During her 27 year tenure, she has built collaborations, developed new programs and organized change to benefit students, faculty, the college and its surrounding communities.
Student Matusala Berhe gets guidance about paraphrasing and quote blocks from instructor Leah Halper.
Creating value-based change
"I see much of what I have done in the capacity of social entrepreneurship," said Halper.
Recently she launched a new program designed to fund student needs. The 2014 premiere gala, "Sowing Seeds, Nurturing Dreams," raised funds through ticket sales to a food and wine event with live and silent auctions. Proceeds funded student scholarships, emergency assistance for transportation, food and textbooks.
The event was just one of many enterprises Halper launched at the college, informed by a sense of equity through a lens of social justice.
Two decades ago she brought together faculty and staff, including the registrar, on a student retention task force, a process she attributed to informing her own teaching. In 2001, she and other faculty toured the Holocaust Museum in Los Angeles, leading to curriculum highlighting tolerance and equity. Following that shared experience, she worked to found the Stand Together Group promoting multicultural recognition. Activities included environmentally friendly events, promoting bike days, attracting guest speakers and sponsoring the first LGBTQ coming out day.
Sabbatical leads to new degree programs
Approved for a one-semester sabbatical in 2007, Halper focused on service learning. She visited other programs, conferred with Gavilan faculty and staff and reviewed available literature. Her efforts culminated in new degree programs when the college added the Community Studies AA degree and certificate and the Social Science AA degree with emphasis in global studies.
During her time with Gavilan, Halper has taught 25 different classes and developed new ones, notably conflict resolution. Students invest their education in real life situations with local community service agencies. As they learn the background of the client population, students develop a greater understanding and empathy while interning as support staff. The agency clients benefit by interacting with college students who serve as role models.
The conflict resolution group also offered a 'reality tour' of local communities. Staff – many of whom live outside the district's communities – visited three agencies in each city, shared a meal with clients of the agencies and listened to their life stories.
"Understanding communities translates to understanding your students," said Halper. Any class can incorporate service learning as part of its curriculum.
Grant-funded service learning and mentoring
Halper and English instructor Scott Sandler are expanding the service learning program utilizing Title V grant funding, thanks to the efforts of Dr. Kathleen Rose, Gavilan's new president. New engagement tiers are being implemented for student and faculty involvement. Over the years, service learning projects have supported the efforts of more than 70 community agencies.
Questioning equity across full time and part time status led to Halper's leadership with Gavilan College Faculty Association (GCFA), the union negotiating contractual arrangements between instructors and the administration. She was instrumental in securing union membership and representation for part time faculty, served as GCFA president 2011-2013 and initiated new faculty positions overseeing student learning outcomes, professional development and mentoring.

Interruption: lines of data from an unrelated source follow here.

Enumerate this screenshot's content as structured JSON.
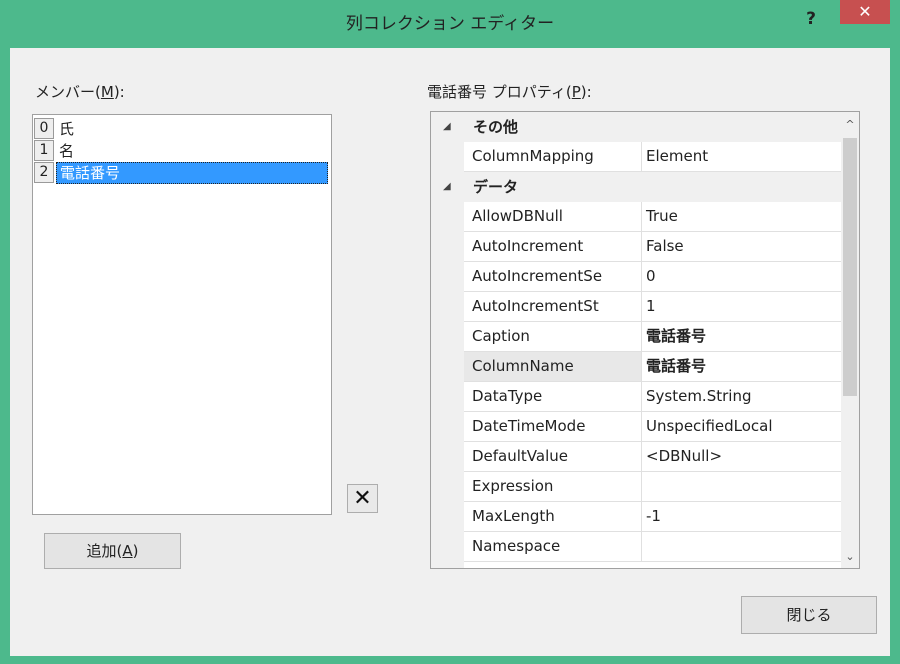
{
  "window": {
    "title": "列コレクション エディター",
    "help": "?",
    "close": "✕"
  },
  "members": {
    "label_prefix": "メンバー(",
    "label_key": "M",
    "label_suffix": "):",
    "items": [
      {
        "index": "0",
        "name": "氏"
      },
      {
        "index": "1",
        "name": "名"
      },
      {
        "index": "2",
        "name": "電話番号"
      }
    ],
    "selected_index": 2
  },
  "buttons": {
    "add_prefix": "追加(",
    "add_key": "A",
    "add_suffix": ")",
    "remove": "✕",
    "close": "閉じる"
  },
  "properties": {
    "label_prefix": "電話番号 プロパティ(",
    "label_key": "P",
    "label_suffix": "):",
    "categories": [
      {
        "name": "その他",
        "rows": [
          {
            "name": "ColumnMapping",
            "value": "Element"
          }
        ]
      },
      {
        "name": "データ",
        "rows": [
          {
            "name": "AllowDBNull",
            "value": "True"
          },
          {
            "name": "AutoIncrement",
            "value": "False"
          },
          {
            "name": "AutoIncrementSe",
            "value": "0"
          },
          {
            "name": "AutoIncrementSt",
            "value": "1"
          },
          {
            "name": "Caption",
            "value": "電話番号"
          },
          {
            "name": "ColumnName",
            "value": "電話番号"
          },
          {
            "name": "DataType",
            "value": "System.String"
          },
          {
            "name": "DateTimeMode",
            "value": "UnspecifiedLocal"
          },
          {
            "name": "DefaultValue",
            "value": "<DBNull>"
          },
          {
            "name": "Expression",
            "value": ""
          },
          {
            "name": "MaxLength",
            "value": "-1"
          },
          {
            "name": "Namespace",
            "value": ""
          }
        ]
      }
    ],
    "collapse_glyph": "◢",
    "scroll_up": "^",
    "scroll_down": "⌄"
  }
}
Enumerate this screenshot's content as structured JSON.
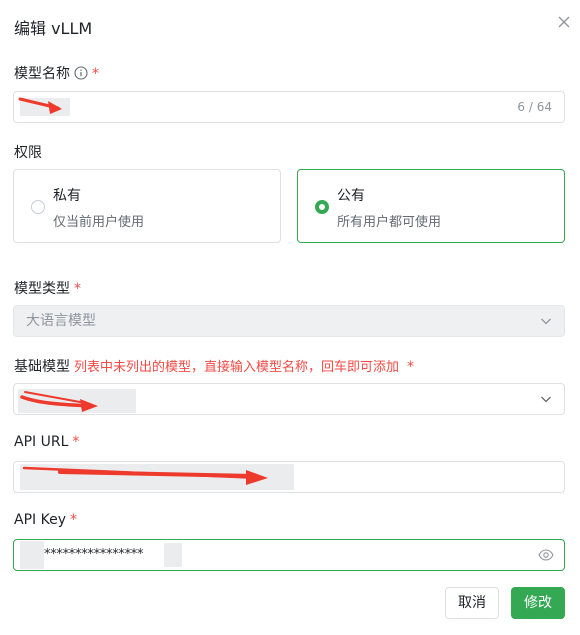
{
  "dialog": {
    "title": "编辑 vLLM",
    "close_icon": "close-icon"
  },
  "model_name": {
    "label": "模型名称",
    "counter": "6 / 64",
    "info_icon": "info-circle-icon"
  },
  "permission": {
    "label": "权限",
    "options": [
      {
        "title": "私有",
        "desc": "仅当前用户使用",
        "selected": false
      },
      {
        "title": "公有",
        "desc": "所有用户都可使用",
        "selected": true
      }
    ]
  },
  "model_type": {
    "label": "模型类型",
    "value": "大语言模型"
  },
  "base_model": {
    "label": "基础模型",
    "hint": "列表中未列出的模型，直接输入模型名称，回车即可添加"
  },
  "api_url": {
    "label": "API URL"
  },
  "api_key": {
    "label": "API Key",
    "value": "****************"
  },
  "buttons": {
    "cancel": "取消",
    "submit": "修改"
  },
  "required_mark": "*",
  "colors": {
    "accent": "#34a853",
    "required": "#f54a45",
    "redaction": "#ee3a2c"
  }
}
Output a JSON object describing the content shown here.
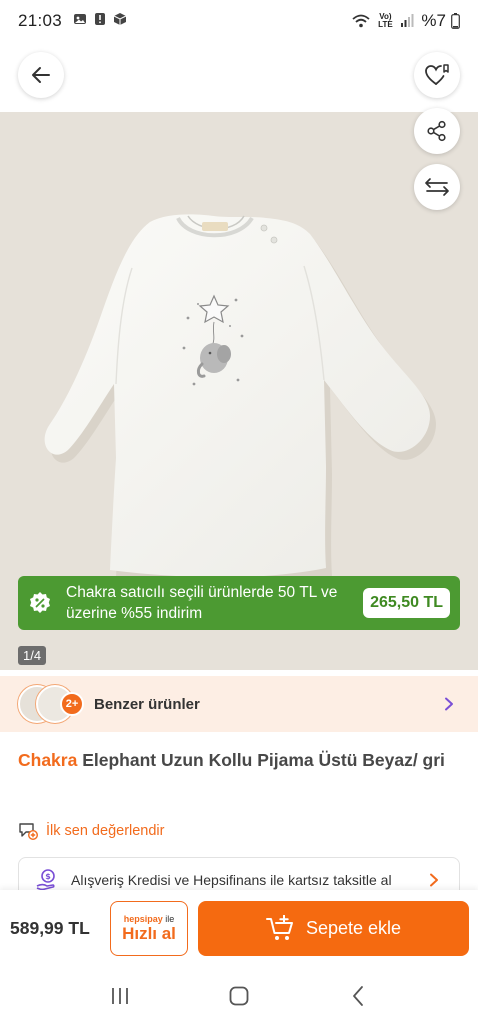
{
  "status_bar": {
    "time": "21:03",
    "lte_label": "Vo) LTE",
    "battery": "%7"
  },
  "header": {
    "back_icon": "arrow-left-icon",
    "favorite_icon": "heart-list-icon",
    "share_icon": "share-icon",
    "compare_icon": "compare-arrows-icon"
  },
  "image": {
    "counter": "1/4"
  },
  "promo": {
    "text": "Chakra satıcılı seçili ürünlerde 50 TL ve üzerine %55 indirim",
    "price": "265,50 TL",
    "color": "#4c9a32"
  },
  "similar": {
    "count": "2+",
    "label": "Benzer ürünler"
  },
  "product": {
    "brand": "Chakra",
    "name": "Elephant Uzun Kollu Pijama Üstü Beyaz/ gri"
  },
  "rating": {
    "label": "İlk sen değerlendir"
  },
  "credit": {
    "text": "Alışveriş Kredisi ve Hepsifinans ile kartsız taksitle al"
  },
  "bottom": {
    "price": "589,99 TL",
    "quick_top_brand": "hepsipay",
    "quick_top_suffix": "ile",
    "quick_label": "Hızlı al",
    "cart_label": "Sepete ekle",
    "accent": "#f26b1d"
  }
}
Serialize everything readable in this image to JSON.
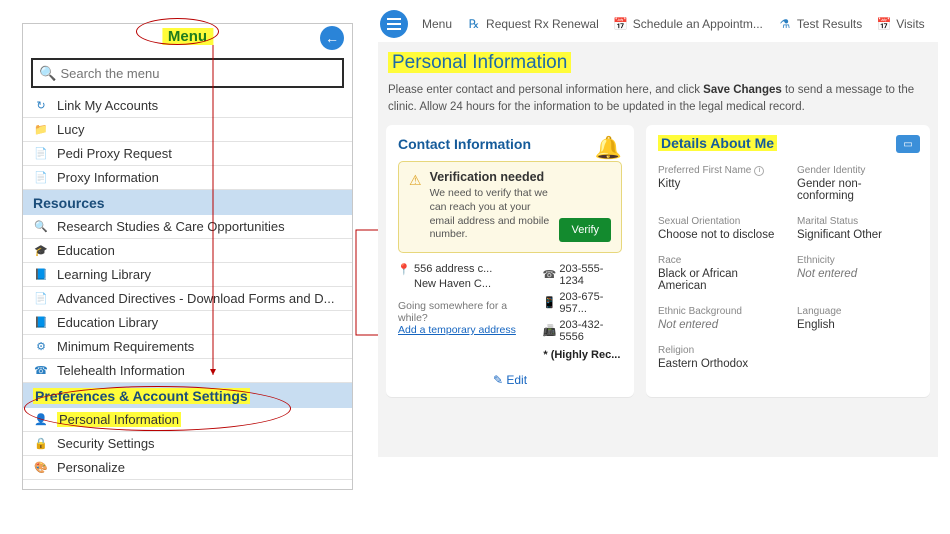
{
  "menu": {
    "title": "Menu",
    "search_placeholder": "Search the menu",
    "items_top": [
      {
        "icon": "↻",
        "label": "Link My Accounts"
      },
      {
        "icon": "📁",
        "label": "Lucy"
      },
      {
        "icon": "📄",
        "label": "Pedi Proxy Request"
      },
      {
        "icon": "📄",
        "label": "Proxy Information"
      }
    ],
    "section_resources": "Resources",
    "items_resources": [
      {
        "icon": "🔍",
        "label": "Research Studies & Care Opportunities"
      },
      {
        "icon": "🎓",
        "label": "Education"
      },
      {
        "icon": "📘",
        "label": "Learning Library"
      },
      {
        "icon": "📄",
        "label": "Advanced Directives - Download Forms and D..."
      },
      {
        "icon": "📘",
        "label": "Education Library"
      },
      {
        "icon": "⚙",
        "label": "Minimum Requirements"
      },
      {
        "icon": "☎",
        "label": "Telehealth Information"
      }
    ],
    "section_prefs": "Preferences & Account Settings",
    "items_prefs": [
      {
        "icon": "👤",
        "label": "Personal Information",
        "highlight": true
      },
      {
        "icon": "🔒",
        "label": "Security Settings"
      },
      {
        "icon": "🎨",
        "label": "Personalize"
      }
    ]
  },
  "topbar": {
    "menu": "Menu",
    "rx": "Request Rx Renewal",
    "appt": "Schedule an Appointm...",
    "results": "Test Results",
    "visits": "Visits"
  },
  "page": {
    "title": "Personal Information",
    "intro_pre": "Please enter contact and personal information here, and click ",
    "intro_bold": "Save Changes",
    "intro_post": " to send a message to the clinic. Allow 24 hours for the information to be updated in the legal medical record."
  },
  "contact": {
    "heading": "Contact Information",
    "verify_title": "Verification needed",
    "verify_text": "We need to verify that we can reach you at your email address and mobile number.",
    "verify_btn": "Verify",
    "addr1": "556 address c...",
    "addr2": "New Haven C...",
    "phone1": "203-555-1234",
    "phone2": "203-675-957...",
    "phone3": "203-432-5556",
    "going": "Going somewhere for a while?",
    "templink": "Add a temporary address",
    "highly": "* (Highly Rec...",
    "edit": "Edit"
  },
  "details": {
    "heading": "Details About Me",
    "fields": {
      "pref_name_label": "Preferred First Name",
      "pref_name": "Kitty",
      "gender_label": "Gender Identity",
      "gender": "Gender non-conforming",
      "orient_label": "Sexual Orientation",
      "orient": "Choose not to disclose",
      "marital_label": "Marital Status",
      "marital": "Significant Other",
      "race_label": "Race",
      "race": "Black or African American",
      "eth_label": "Ethnicity",
      "eth": "Not entered",
      "ethbg_label": "Ethnic Background",
      "ethbg": "Not entered",
      "lang_label": "Language",
      "lang": "English",
      "relig_label": "Religion",
      "relig": "Eastern Orthodox"
    }
  }
}
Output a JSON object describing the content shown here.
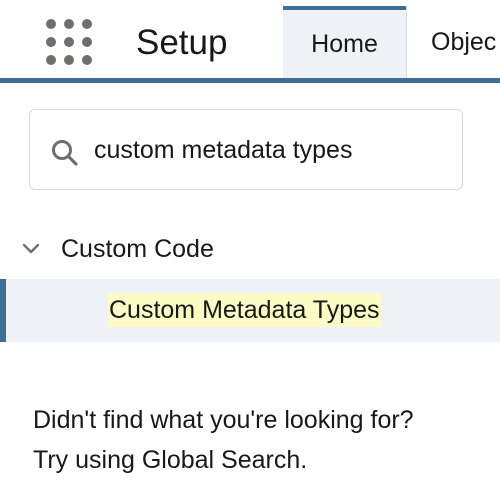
{
  "header": {
    "app_title": "Setup",
    "app_launcher_icon": "app-launcher-grid-icon",
    "tabs": [
      {
        "label": "Home",
        "active": true
      },
      {
        "label": "Objec",
        "active": false
      }
    ],
    "accent_color": "#3f6e97"
  },
  "search": {
    "icon": "search-icon",
    "value": "custom metadata types"
  },
  "tree": {
    "group_icon": "chevron-down-icon",
    "group_label": "Custom Code",
    "items": [
      {
        "label": "Custom Metadata Types",
        "selected": true,
        "highlight_color": "#fcfac5"
      }
    ]
  },
  "help": {
    "line1": "Didn't find what you're looking for?",
    "line2": "Try using Global Search."
  }
}
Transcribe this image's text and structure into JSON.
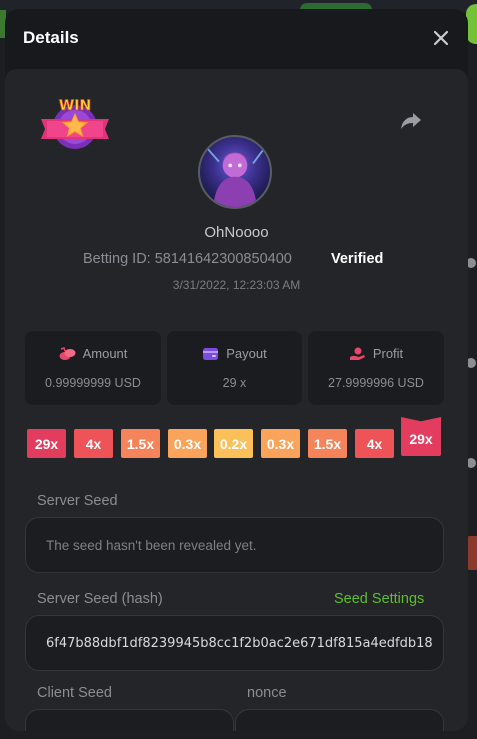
{
  "modal": {
    "title": "Details"
  },
  "player": {
    "username": "OhNoooo",
    "betting_id_label": "Betting ID: 58141642300850400",
    "verified_label": "Verified",
    "timestamp": "3/31/2022, 12:23:03 AM"
  },
  "stats": [
    {
      "label": "Amount",
      "value": "0.99999999 USD",
      "icon": "coins-icon",
      "color": "#e8476a"
    },
    {
      "label": "Payout",
      "value": "29 x",
      "icon": "wallet-icon",
      "color": "#7a4de0"
    },
    {
      "label": "Profit",
      "value": "27.9999996 USD",
      "icon": "profit-hand-icon",
      "color": "#e8476a"
    }
  ],
  "multipliers": [
    {
      "label": "29x",
      "color": "#e23c5e"
    },
    {
      "label": "4x",
      "color": "#ee5358"
    },
    {
      "label": "1.5x",
      "color": "#f6845a"
    },
    {
      "label": "0.3x",
      "color": "#f9a45a"
    },
    {
      "label": "0.2x",
      "color": "#fcc05a"
    },
    {
      "label": "0.3x",
      "color": "#f9a45a"
    },
    {
      "label": "1.5x",
      "color": "#f6845a"
    },
    {
      "label": "4x",
      "color": "#ee5358"
    },
    {
      "label": "29x",
      "color": "#e23c5e"
    }
  ],
  "seeds": {
    "server_seed_label": "Server Seed",
    "server_seed_value": "The seed hasn't been revealed yet.",
    "server_seed_hash_label": "Server Seed (hash)",
    "seed_settings_link": "Seed Settings",
    "server_seed_hash_value": "6f47b88dbf1df8239945b8cc1f2b0ac2e671df815a4edfdb18",
    "client_seed_label": "Client Seed",
    "nonce_label": "nonce"
  },
  "badge": {
    "text": "WIN"
  }
}
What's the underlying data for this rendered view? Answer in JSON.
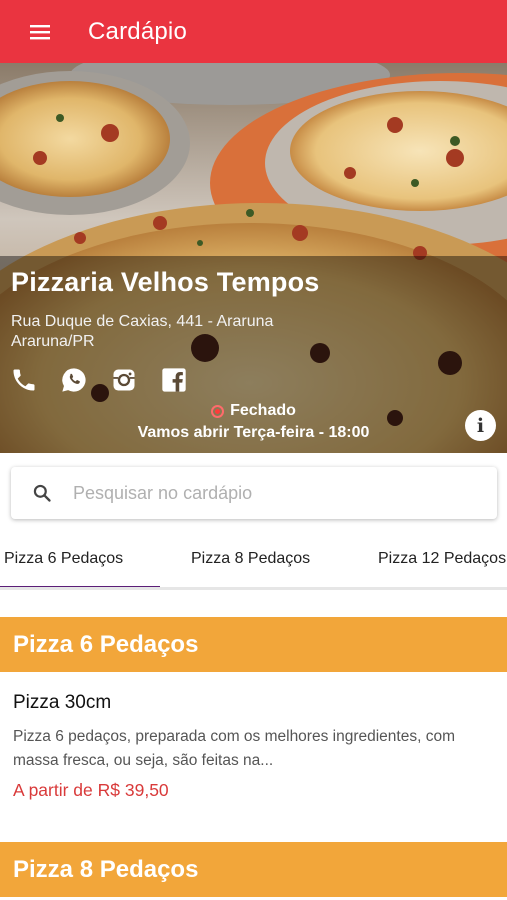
{
  "appbar": {
    "title": "Cardápio",
    "color": "#ea3440"
  },
  "restaurant": {
    "name": "Pizzaria Velhos Tempos",
    "address_line1": "Rua Duque de Caxias, 441 - Araruna",
    "address_line2": "Araruna/PR",
    "social": [
      "phone-icon",
      "whatsapp-icon",
      "instagram-icon",
      "facebook-icon"
    ],
    "status": "Fechado",
    "opening": "Vamos abrir Terça-feira - 18:00"
  },
  "search": {
    "placeholder": "Pesquisar no cardápio",
    "value": ""
  },
  "tabs": [
    {
      "label": "Pizza 6 Pedaços",
      "active": true
    },
    {
      "label": "Pizza 8 Pedaços",
      "active": false
    },
    {
      "label": "Pizza 12 Pedaços",
      "active": false
    }
  ],
  "sections": [
    {
      "title": "Pizza 6 Pedaços",
      "products": [
        {
          "name": "Pizza 30cm",
          "description": "Pizza 6 pedaços, preparada com os melhores ingredientes, com massa fresca, ou seja, são feitas na...",
          "price": "A partir de R$ 39,50"
        }
      ]
    },
    {
      "title": "Pizza 8 Pedaços",
      "products": []
    }
  ],
  "colors": {
    "accent": "#ea3440",
    "section": "#f2a63a",
    "tab_indicator": "#5b1e78",
    "price": "#d93a3a"
  }
}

"My first year of teaching was challenging, even though the journalism faculty I was coming in to replace was always available," Halper reflected. Currently she oversees the mentoring program, with a goal to set up the mentoring process to do things differently, try new styles of engagement to attract people who want to teach at Gavilan.
By turns youthful storyteller, enterprising collaborator and avid writer, Halper once groused to a friend, "It's so hard to publish fiction." Met with the response, "Why don't you turn it into a play?" she gravitated toward playwriting, describing the collaborative nature of theatre as nourishing. Her work, described by critics as quirky, humorous, sophisticated and compelling, has been produced in the greater San Francisco Bay Area. As she continues teaching students, mentoring new faculty and engaging communities, no doubt they, too, will inform her themes.